MARACAIBO/SAN CRISTOBAL, Venezuela (Reuters) – Venezuelan housewife Valentina Uzcategui journeyed to a foreign exchange office in neighboring Colombia last month to buy the equivalent of $300 under a rule that makes her country’s strict exchange controls more flexible for residents living near the border.
What she expected to be a quick and simple process was neither: it took several days, a 400-kilometer (249-mile) car trip and hours waiting in line to collect the Colombian pesos she bought with her Venezuelan bolivars.
“I had to stay overnight in an ugly hotel, because the good ones are expensive,” said Uzcategui, 27, who lives in the western city of Maracaibo. “But I was able to use the money to buy spare parts to fix the car.”
President Nicolas Maduro in January allowed border residents to buy Colombian pesos at an advantageous exchange rate as part of an effort to combat what he describes as “border mafias” that control the currency black market.
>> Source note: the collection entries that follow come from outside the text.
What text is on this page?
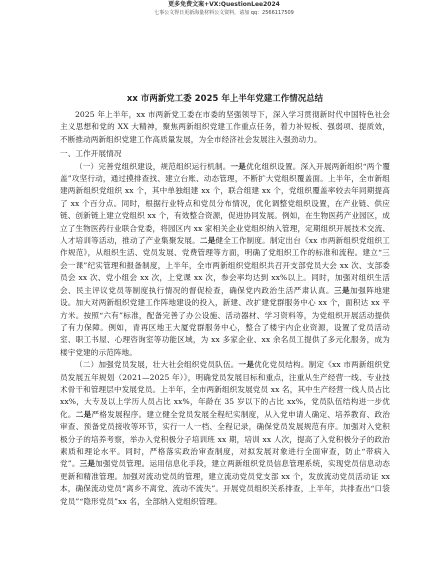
更多免费文案+VX:QuestionLee2024
七事公文得日更新海量材料公文资料，请加 qq：2566117509
xx 市两新党工委 2025 年上半年党建工作情况总结

2025 年上半年，xx 市两新党工委在市委的坚强领导下，深入学习贯彻新时代中国特色社会主义思想和党的 XX 大精神，聚焦两新组织党建工作重点任务，着力补短板、强弱项、提质效，不断推动两新组织党建工作高质量发展，为全市经济社会发展注入强劲动力。

一、工作开展情况

（一）完善党组织建设，规范组织运行机制。一是优化组织设置。深入开展两新组织“两个覆盖”攻坚行动，通过摸排查找、建立台账、动态管理，不断扩大党组织覆盖面。上半年，全市新组建两新组织党组织 xx 个，其中单独组建 xx 个，联合组建 xx 个，党组织覆盖率较去年同期提高了 xx 个百分点。同时，根据行业特点和党员分布情况，优化调整党组织设置，在产业链、供应链、创新链上建立党组织 xx 个，有效整合资源，促进协同发展。例如，在生物医药产业园区，成立了生物医药行业联合党委，将园区内 xx 家相关企业党组织纳入管理，定期组织开展技术交流、人才培训等活动，推动了产业集聚发展。二是健全工作制度。制定出台《xx 市两新组织党组织工作规范》，从组织生活、党员发展、党费管理等方面，明确了党组织工作的标准和流程。建立“三会一课”纪实管理和报备制度，上半年，全市两新组织党组织共召开支部党员大会 xx 次、支部委员会 xx 次、党小组会 xx 次，上党课 xx 次，参会率均达到 xx%以上。同时，加强对组织生活会、民主评议党员等制度执行情况的督促检查，确保党内政治生活严肃认真。三是加强阵地建设。加大对两新组织党建工作阵地建设的投入，新建、改扩建党群服务中心 xx 个，面积达 xx 平方米。按照“六有”标准，配备完善了办公设施、活动器材、学习资料等，为党组织开展活动提供了有力保障。例如，青再区地王大厦党群服务中心，整合了楼宇内企业资源，设置了党员活动室、职工书屋、心理咨询室等功能区域，为 xx 多家企业、xx 余名员工提供了多元化服务，成为楼宇党建的示范阵地。

（二）加强党员发展，壮大社会组织党员队伍。一是优化党员结构。制定《xx 市两新组织党员发展五年规划（2021—2025 年）》，明确党员发展目标和重点，注重从生产经营一线、专业技术骨干和管理层中发展党员。上半年，全市两新组织发展党员 xx 名，其中生产经营一线人员占比 xx%，大专及以上学历人员占比 xx%，年龄在 35 岁以下的占比 xx%，党员队伍结构进一步优化。二是严格发展程序。建立健全党员发展全程纪实制度，从入党申请人确定、培养教育、政治审查、预备党员接收等环节，实行一人一档、全程记录，确保党员发展规范有序。加强对入党积极分子的培养考察，举办入党积极分子培训班 xx 期，培训 xx 人次，提高了入党积极分子的政治素质和理论水平。同时，严格落实政治审查制度，对拟发展对象进行全面审查，防止“带病入党”。三是加强党员管理。运用信息化手段，建立两新组织党员信息管理系统，实现党员信息动态更新和精准管理。加强对流动党员的管理，建立流动党员党支部 xx 个，发放流动党员活动证 xx 本，确保流动党员“离乡不离党、流动不流失”。开展党员组织关系排查，上半年，共排查出“口袋党员”“隐形党员”xx 名，全部纳入党组织管理。
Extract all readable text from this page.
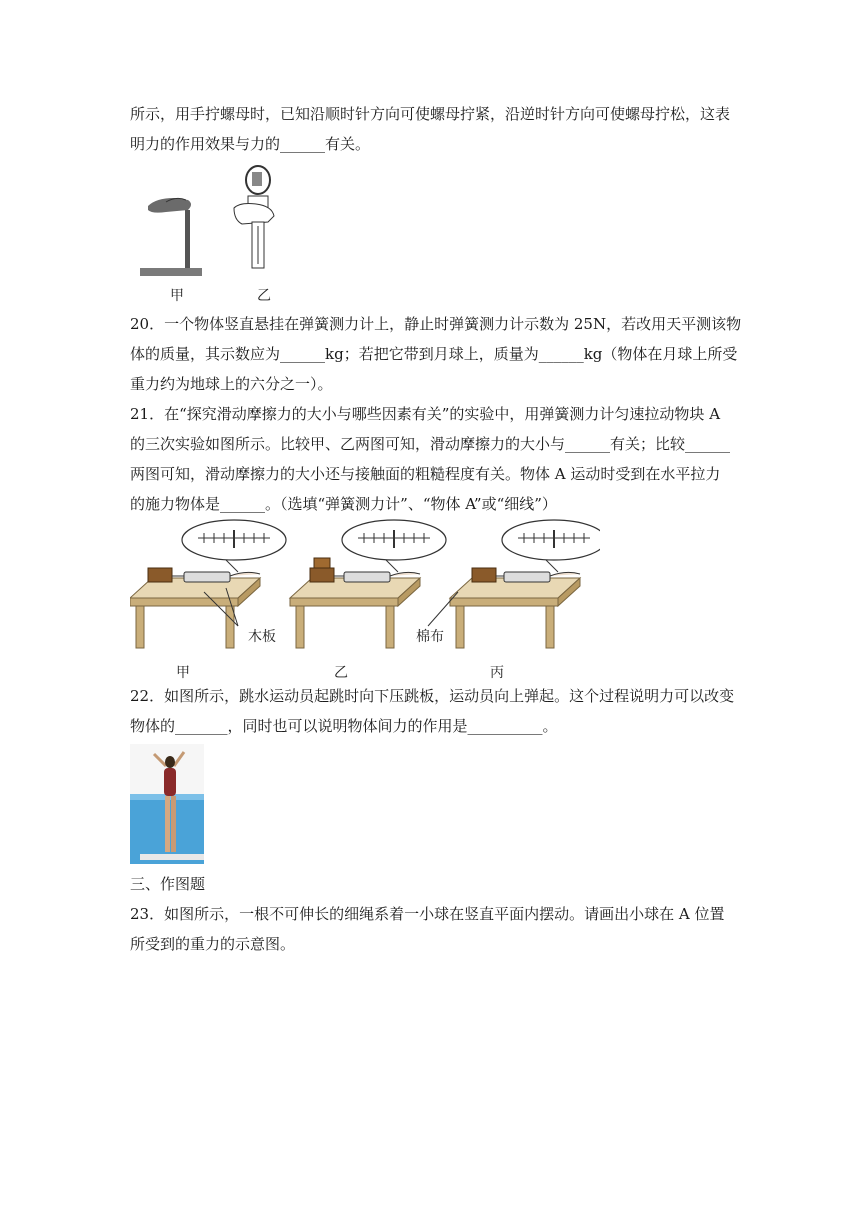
所示，用手拧螺母时，已知沿顺时针方向可使螺母拧紧，沿逆时针方向可使螺母拧松，这表
明力的作用效果与力的______有关。
甲	乙
20．一个物体竖直悬挂在弹簧测力计上，静止时弹簧测力计示数为 25N，若改用天平测该物
体的质量，其示数应为______kg；若把它带到月球上，质量为______kg（物体在月球上所受
重力约为地球上的六分之一）。
21．在“探究滑动摩擦力的大小与哪些因素有关”的实验中，用弹簧测力计匀速拉动物块 A
的三次实验如图所示。比较甲、乙两图可知，滑动摩擦力的大小与______有关；比较______
两图可知，滑动摩擦力的大小还与接触面的粗糙程度有关。物体 A 运动时受到在水平拉力
的施力物体是______。（选填“弹簧测力计”、“物体 A”或“细线”）
木板	棉布
甲	乙	丙
22．如图所示，跳水运动员起跳时向下压跳板，运动员向上弹起。这个过程说明力可以改变
物体的_______，同时也可以说明物体间力的作用是__________。
三、作图题
23．如图所示，一根不可伸长的细绳系着一小球在竖直平面内摆动。请画出小球在 A 位置
所受到的重力的示意图。
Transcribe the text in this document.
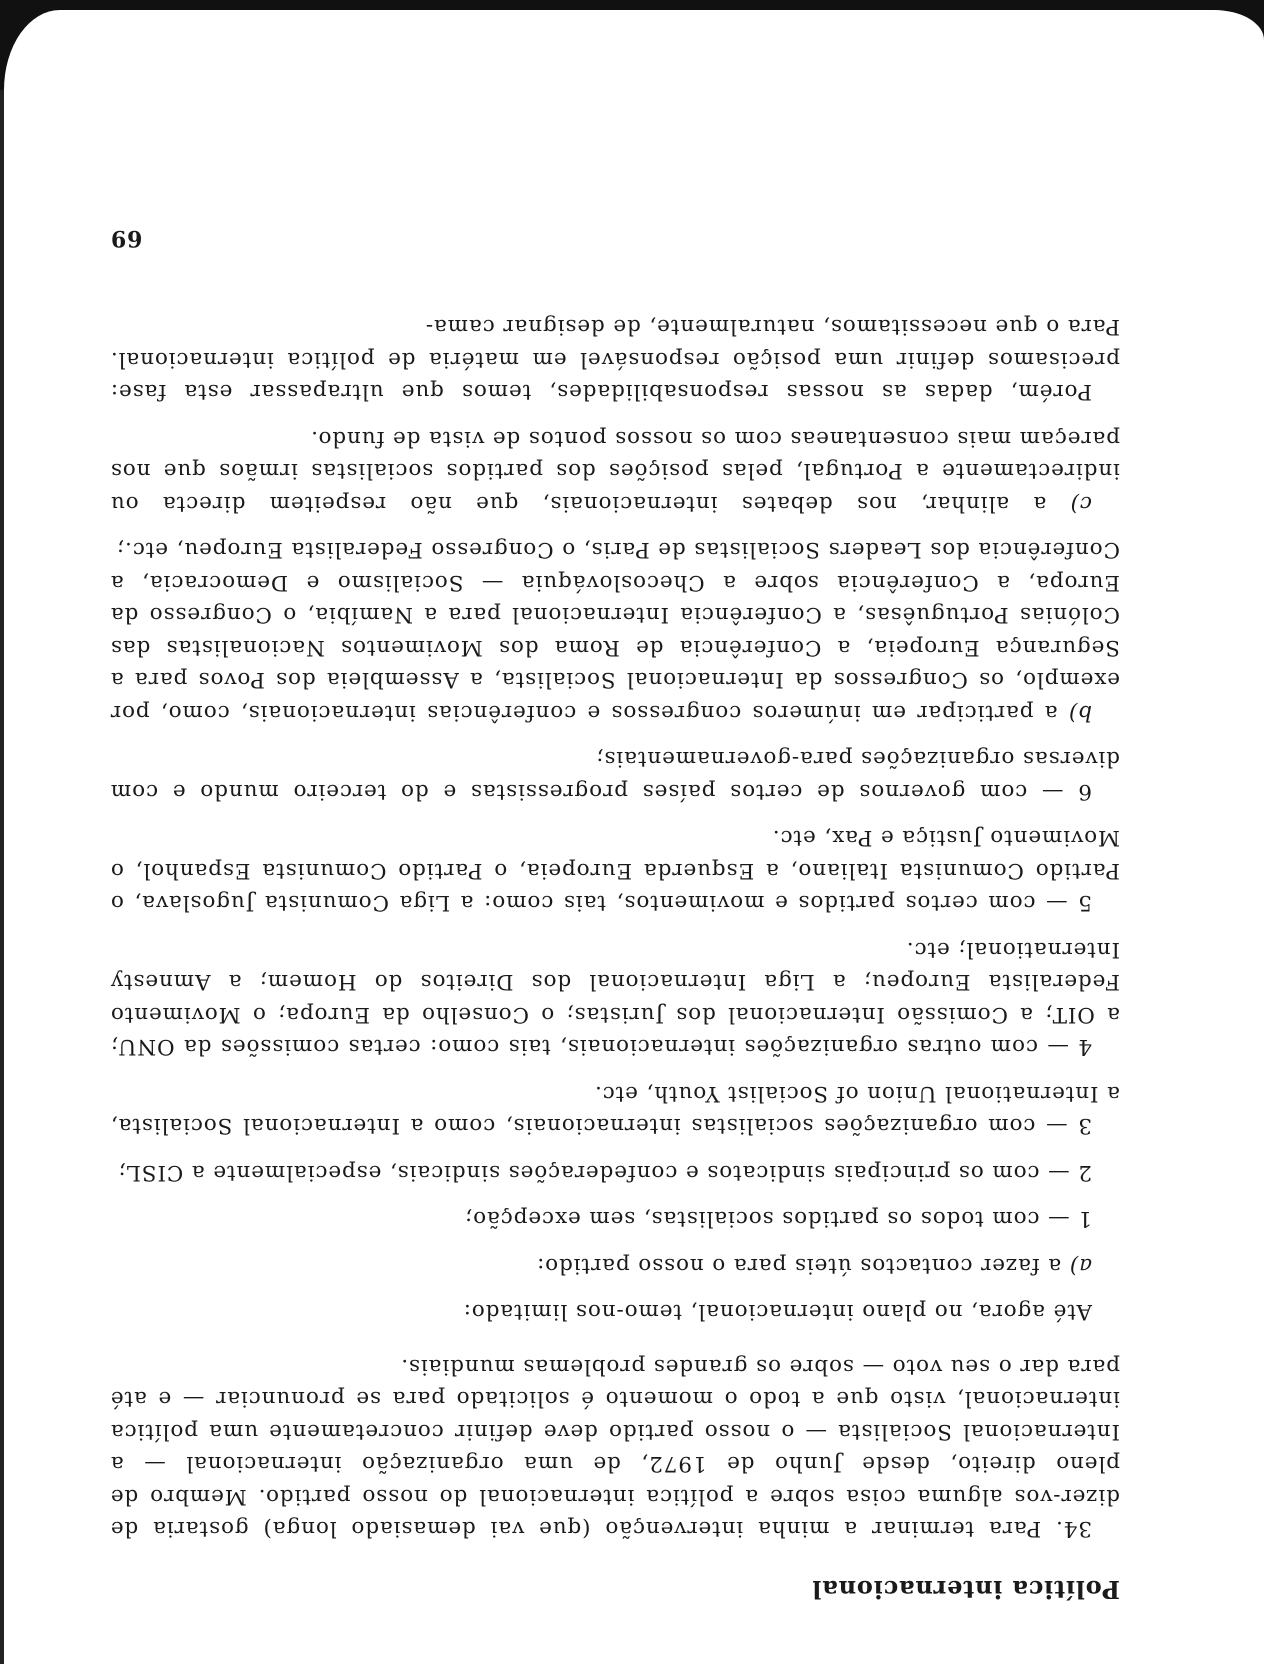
Política internacional

34. Para terminar a minha intervenção (que vai demasiado longa) gostaria de dizer-vos alguma coisa sobre a política internacional do nosso partido. Membro de pleno direito, desde Junho de 1972, de uma organização internacional — a Internacional Socialista — o nosso partido deve definir concretamente uma política internacional, visto que a todo o momento é solicitado para se pronunciar — e até para dar o seu voto — sobre os grandes problemas mundiais.

Até agora, no plano internacional, temo-nos limitado:

a) a fazer contactos úteis para o nosso partido:

1 — com todos os partidos socialistas, sem excepção;

2 — com os principais sindicatos e confederações sindicais, especialmente a CISL;

3 — com organizações socialistas internacionais, como a Internacional Socialista, a International Union of Socialist Youth, etc.

4 — com outras organizações internacionais, tais como: certas comissões da ONU; a OIT; a Comissão Internacional dos Juristas; o Conselho da Europa; o Movimento Federalista Europeu; a Liga Internacional dos Direitos do Homem; a Amnesty International; etc.

5 — com certos partidos e movimentos, tais como: a Liga Comunista Jugoslava, o Partido Comunista Italiano, a Esquerda Europeia, o Partido Comunista Espanhol, o Movimento Justiça e Pax, etc.

6 — com governos de certos países progressistas e do terceiro mundo e com diversas organizações para-governamentais;

b) a participar em inúmeros congressos e conferências internacionais, como, por exemplo, os Congressos da Internacional Socialista, a Assembleia dos Povos para a Segurança Europeia, a Conferência de Roma dos Movimentos Nacionalistas das Colónias Portuguêsas, a Conferência Internacional para a Namíbia, o Congresso da Europa, a Conferência sobre a Checoslováquia — Socialismo e Democracia, a Conferência dos Leaders Socialistas de Paris, o Congresso Federalista Europeu, etc.;

c) a alinhar, nos debates internacionais, que não respeitem directa ou indirectamente a Portugal, pelas posições dos partidos socialistas irmãos que nos pareçam mais consentaneas com os nossos pontos de vista de fundo.

Porém, dadas as nossas responsabilidades, temos que ultrapassar esta fase: precisamos definir uma posição responsável em matéria de política internacional. Para o que necessitamos, naturalmente, de designar cama-

69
Economists, however, say the operations have had no discernable impact on the overall economy and that the country’s strict currency controls are responsible for its crisis.
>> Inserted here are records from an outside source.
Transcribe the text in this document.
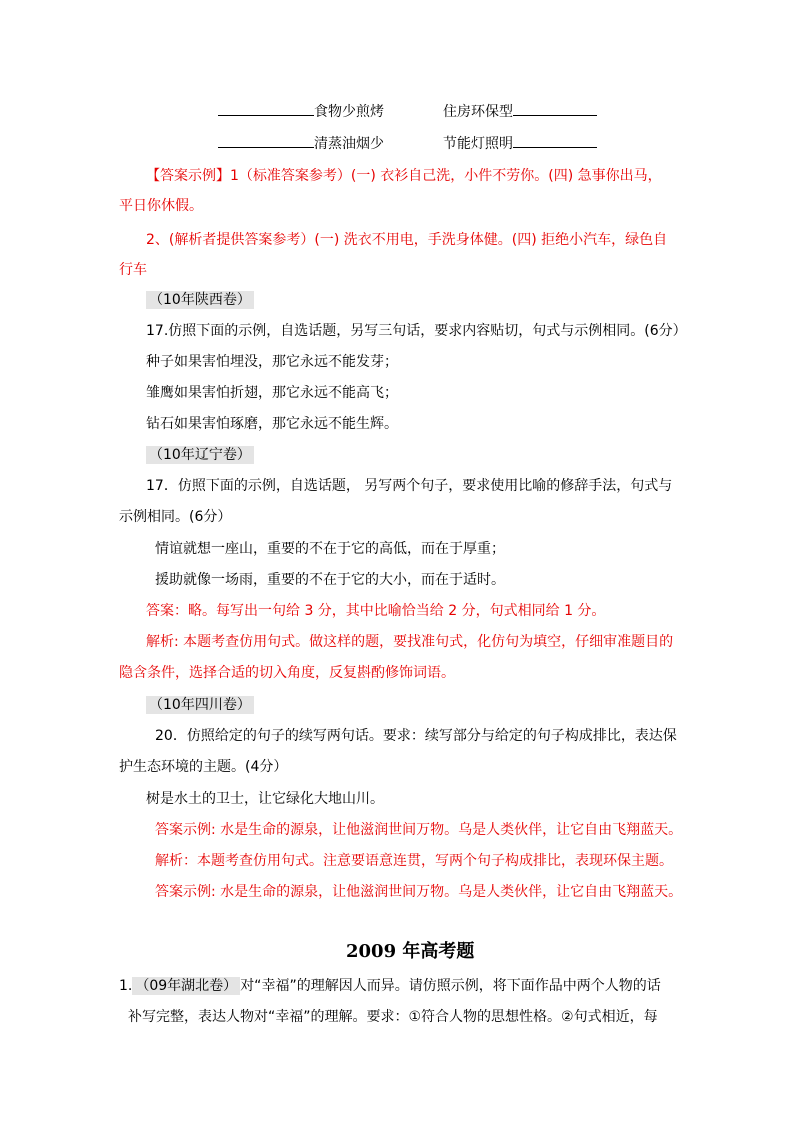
食物少煎烤	住房环保型
清蒸油烟少	节能灯照明
【答案示例】1（标准答案参考）(一) 衣衫自己洗，小件不劳你。(四) 急事你出马，
平日你休假。
2、(解析者提供答案参考）(一) 洗衣不用电，手洗身体健。(四) 拒绝小汽车，绿色自
行车
（10年陕西卷）
17.仿照下面的示例，自选话题，另写三句话，要求内容贴切，句式与示例相同。(6分）
种子如果害怕埋没，那它永远不能发芽；
雏鹰如果害怕折翅，那它永远不能高飞；
钻石如果害怕琢磨，那它永远不能生辉。
（10年辽宁卷）
17．仿照下面的示例，自选话题， 另写两个句子，要求使用比喻的修辞手法，句式与
示例相同。(6分）
情谊就想一座山，重要的不在于它的高低，而在于厚重；
援助就像一场雨，重要的不在于它的大小，而在于适时。
答案：略。每写出一句给 3 分，其中比喻恰当给 2 分，句式相同给 1 分。
解析: 本题考查仿用句式。做这样的题，要找准句式，化仿句为填空，仔细审准题目的
隐含条件，选择合适的切入角度，反复斟酌修饰词语。
（10年四川卷）
20．仿照给定的句子的续写两句话。要求：续写部分与给定的句子构成排比，表达保
护生态环境的主题。(4分）
树是水土的卫士，让它绿化大地山川。
答案示例: 水是生命的源泉，让他滋润世间万物。乌是人类伙伴，让它自由飞翔蓝天。
解析：本题考查仿用句式。注意要语意连贯，写两个句子构成排比，表现环保主题。
答案示例: 水是生命的源泉，让他滋润世间万物。乌是人类伙伴，让它自由飞翔蓝天。
2009 年高考题
1. （09年湖北卷） 对“幸福”的理解因人而异。请仿照示例，将下面作品中两个人物的话
补写完整，表达人物对“幸福”的理解。要求：①符合人物的思想性格。②句式相近，每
Introduced by Hugo Chavez, the controls have created severe economic distortions that mean the local bolivar currency is far weaker than the government suggests.
Millions say they are not eating enough because there is little incentive to produce and importers struggle to obtain dollars to bring in goods.
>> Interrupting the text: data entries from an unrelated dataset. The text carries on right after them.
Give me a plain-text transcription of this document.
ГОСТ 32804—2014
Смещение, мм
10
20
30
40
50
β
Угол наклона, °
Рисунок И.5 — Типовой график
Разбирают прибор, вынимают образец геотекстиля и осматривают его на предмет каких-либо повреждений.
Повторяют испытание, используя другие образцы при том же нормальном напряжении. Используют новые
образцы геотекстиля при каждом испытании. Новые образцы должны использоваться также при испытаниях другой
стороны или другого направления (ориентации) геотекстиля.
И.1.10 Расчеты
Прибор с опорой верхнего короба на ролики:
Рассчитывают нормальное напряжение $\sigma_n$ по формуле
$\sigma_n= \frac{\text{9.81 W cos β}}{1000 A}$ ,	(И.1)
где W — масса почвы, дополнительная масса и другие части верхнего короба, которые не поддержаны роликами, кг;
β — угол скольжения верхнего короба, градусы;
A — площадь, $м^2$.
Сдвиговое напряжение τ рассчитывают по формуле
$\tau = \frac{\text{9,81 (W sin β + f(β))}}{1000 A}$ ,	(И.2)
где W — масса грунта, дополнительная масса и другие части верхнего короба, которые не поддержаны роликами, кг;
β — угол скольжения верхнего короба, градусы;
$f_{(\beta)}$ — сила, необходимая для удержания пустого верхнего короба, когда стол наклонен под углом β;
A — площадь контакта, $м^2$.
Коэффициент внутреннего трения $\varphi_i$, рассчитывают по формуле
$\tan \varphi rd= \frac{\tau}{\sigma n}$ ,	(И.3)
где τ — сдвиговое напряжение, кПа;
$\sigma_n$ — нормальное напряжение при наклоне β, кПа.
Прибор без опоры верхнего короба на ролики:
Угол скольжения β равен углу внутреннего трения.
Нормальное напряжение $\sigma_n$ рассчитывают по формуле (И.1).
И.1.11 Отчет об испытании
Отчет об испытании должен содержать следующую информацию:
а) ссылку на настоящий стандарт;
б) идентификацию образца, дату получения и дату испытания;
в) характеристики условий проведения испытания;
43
But the measure allows border residents to buy goods that have disappeared from the OPEC nation’s shelves, or to resell the Colombian pesos for a profit of around $180 after paying around $50 in commissions.
Six Venezuelans said in interviews that the operation yielded an exchange rate equivalent to 1,200 bolivars per dollar, compared with the black market rate of roughly 4,400 bolivars – a significant difference.
Sports coach Armando Rivera said he spent almost 24 hours just trying to make an appointment with Italcambio, the only firm authorized by the government for this transaction, via its website.
“We are trying to survive, we’ll grab anything if it’s almost nothing at all,” he said.
More than 15,000 such transactions have been carried out by Italcambio, its president Carlos Dorado told Reuters last month.
“We see this operation as a social function. Those $300 allow people to go to Cucuta and buy basic goods,” he said.
Dorado also owns Italbank, which last year started providing a service known as correspondent banking that helps Venezuela’s government maintain links to the global financial system after Citi closed Venezuelan accounts.